-
The following discussion is an archived discussion of a requested move. Please do not modify it. Subsequent comments should be made in a new section on the talk page. No further edits should be made to this section.
The result of the move request was no consensus to move. –Juliancolton | Talk 02:06, 12 September 2009 (UTC)Reply
Yeysk → Yeisk —
"Yeisk" is the most common spelling. See Collins English Dictionary, Spelling Society Bulletin, New York Times, Time, Official Yeisk website, Chamber of Commerce and Industry Krasnodar Region, etc. Vermonter (talk) 13:22, 4 September 2009 (UTC)Reply
-
Oppose. No peace for the restless, eh? :) "Yeisk" is not "the most common spelling", it's one of the possible common spellings. Both "Yeisk" and "Yeysk" are used in English (see Britannica; Encarta atlas and pretty much any other paper atlas published in English; a bunch of random google books: [1], [2]...).

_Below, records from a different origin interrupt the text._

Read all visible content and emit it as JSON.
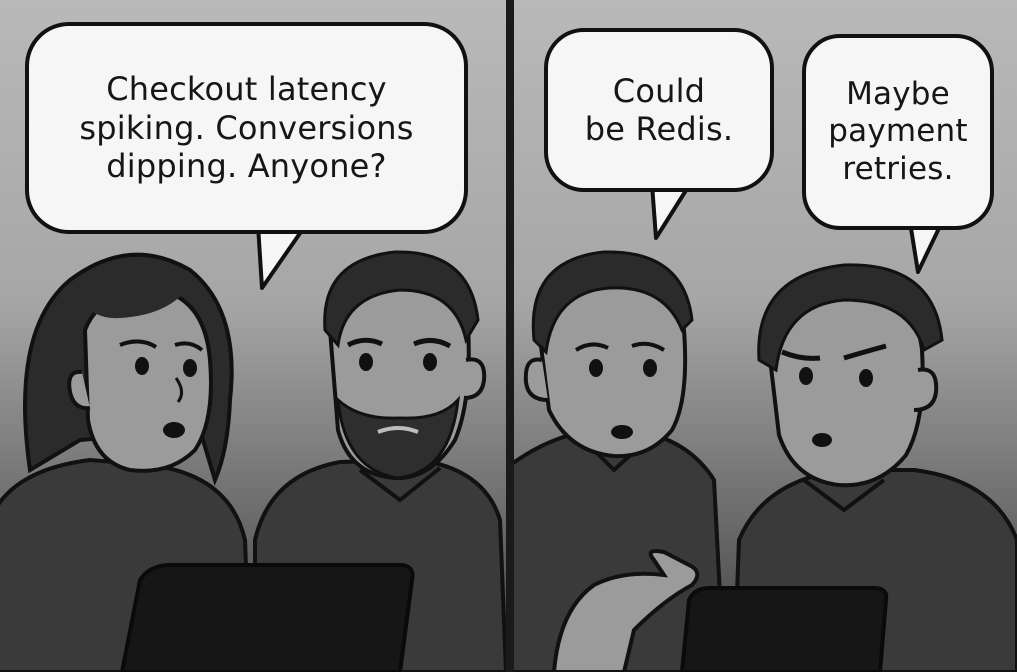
{
  "panels": [
    {
      "id": "panel-left",
      "speech": {
        "lines": [
          "Checkout latency",
          "spiking. Conversions",
          "dipping. Anyone?"
        ]
      }
    },
    {
      "id": "panel-right",
      "speech": [
        {
          "lines": [
            "Could",
            "be Redis."
          ]
        },
        {
          "lines": [
            "Maybe",
            "payment",
            "retries."
          ]
        }
      ]
    }
  ],
  "colors": {
    "ink": "#111111",
    "bubble_fill": "#f6f6f6",
    "background_light": "#b9b9b9",
    "shirt": "#3a3a3a",
    "skin": "#9b9b9b",
    "hair": "#2b2b2b"
  }
}
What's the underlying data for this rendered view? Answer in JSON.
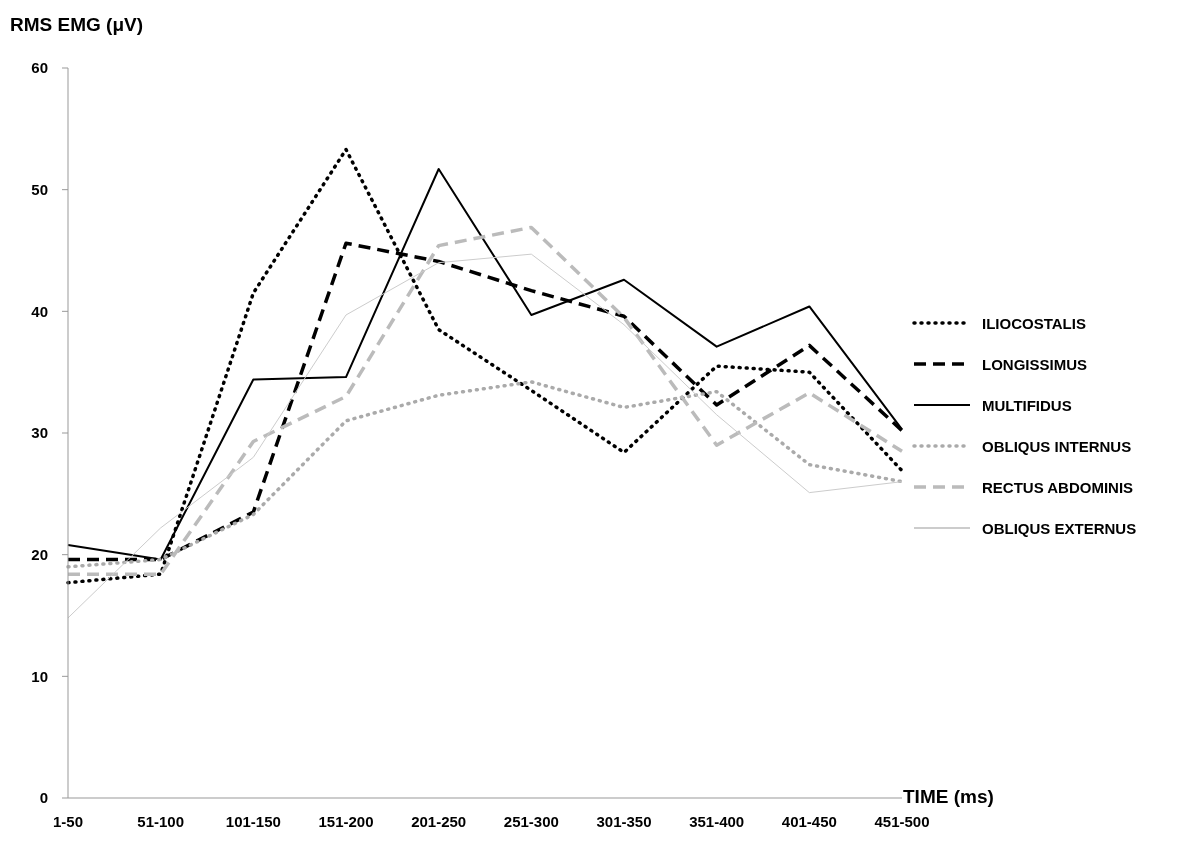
{
  "chart_data": {
    "type": "line",
    "ylabel": "RMS EMG (μV)",
    "xlabel": "TIME (ms)",
    "categories": [
      "1-50",
      "51-100",
      "101-150",
      "151-200",
      "201-250",
      "251-300",
      "301-350",
      "351-400",
      "401-450",
      "451-500"
    ],
    "ylim": [
      0,
      60
    ],
    "yticks": [
      0,
      10,
      20,
      30,
      40,
      50,
      60
    ],
    "grid": false,
    "legend": "right",
    "marker": "none",
    "series": [
      {
        "name": "ILIOCOSTALIS",
        "color": "#000000",
        "line_style": "dotted",
        "values": [
          17.7,
          18.4,
          41.5,
          53.3,
          38.5,
          33.5,
          28.4,
          35.5,
          35.0,
          26.9
        ]
      },
      {
        "name": "LONGISSIMUS",
        "color": "#000000",
        "line_style": "dashed",
        "values": [
          19.6,
          19.6,
          23.5,
          45.6,
          44.1,
          41.7,
          39.6,
          32.3,
          37.2,
          30.2
        ]
      },
      {
        "name": "MULTIFIDUS",
        "color": "#000000",
        "line_style": "solid",
        "values": [
          20.8,
          19.6,
          34.4,
          34.6,
          51.7,
          39.7,
          42.6,
          37.1,
          40.4,
          30.3
        ]
      },
      {
        "name": "OBLIQUS INTERNUS",
        "color": "#aaaaaa",
        "line_style": "dotted",
        "values": [
          19.0,
          19.6,
          23.3,
          31.0,
          33.1,
          34.2,
          32.1,
          33.4,
          27.4,
          26.0
        ]
      },
      {
        "name": "RECTUS ABDOMINIS",
        "color": "#bbbbbb",
        "line_style": "dashed",
        "values": [
          18.4,
          18.4,
          29.3,
          33.0,
          45.4,
          46.9,
          39.5,
          29.0,
          33.3,
          28.5
        ]
      },
      {
        "name": "OBLIQUS EXTERNUS",
        "color": "#cccccc",
        "line_style": "solid",
        "values": [
          14.8,
          22.2,
          28.0,
          39.7,
          44.0,
          44.7,
          38.9,
          31.5,
          25.1,
          26.0
        ]
      }
    ]
  }
}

As per WP:RUS, when multiple common spellings exist, the one most close to the default WP:RUS convention is to be used. That one is "Yeysk", which is why the article is located where it is.
-
This conclusion, by the way, is further confirmed by the very links the nominator supplied. Collins English Dictionary lists both "Yeisk" and "Yeysk" (along with "Eisk"). The Spelling Society Bulletin doesn't even deal with the subject directly but merely illustrates a concept of "y silent" (if they used IPA, should we have moved the article to its IPA transcription?). The NY Times undoubtedly has its own style manual dealing with transliteration matters—just because they used a different romanization system does not automatically mean we should do the same, and even if it does, it should be handled by opening a guideline amendment discussion, not a move of a randomly picked article the nominator is especially partial to. The official website of the town is in Russian—what makes you think that "yeisk" in "adm.yeisk.su" is in English and not just some generic transliteration? The site of the Krasnodar Krai Chamber of Commerce is kind of similar to the NY Times situation—just because they picked one particular romanization system out of many means nothing, we should have and uphold our own rules which work for our purpose (=building and maintaining an encyclopedia), not for someone else's. If that site is to guide our practices, should we start an article about "Крыловский район" at "Kryllovsky district", too?
-
I said it many times before and I will say it again—in order to maintain an encyclopedia, a set of standards should exist (that, I hope, is not in contention?). Since so many romanization systems exist, it is only possible to agree upon one. In Wikipedia, that one is slightly modified BGN/PCGN romanization of Russian, which, I should note, was developed primarily for geographic names and was a joint effort of the agencies of two major English-speaking countries (the United States and the United Kingdom). So what seems to be the problem?—Ëzhiki (Igels Hérissonovich Ïzhakoff-Amursky) • (yo?); 14:31, September 4, 2009 (UTC)
-
The above discussion is preserved as an archive of a requested move. Please do not modify it. Subsequent comments should be made in a new section on this talk page. No further edits should be made to this section.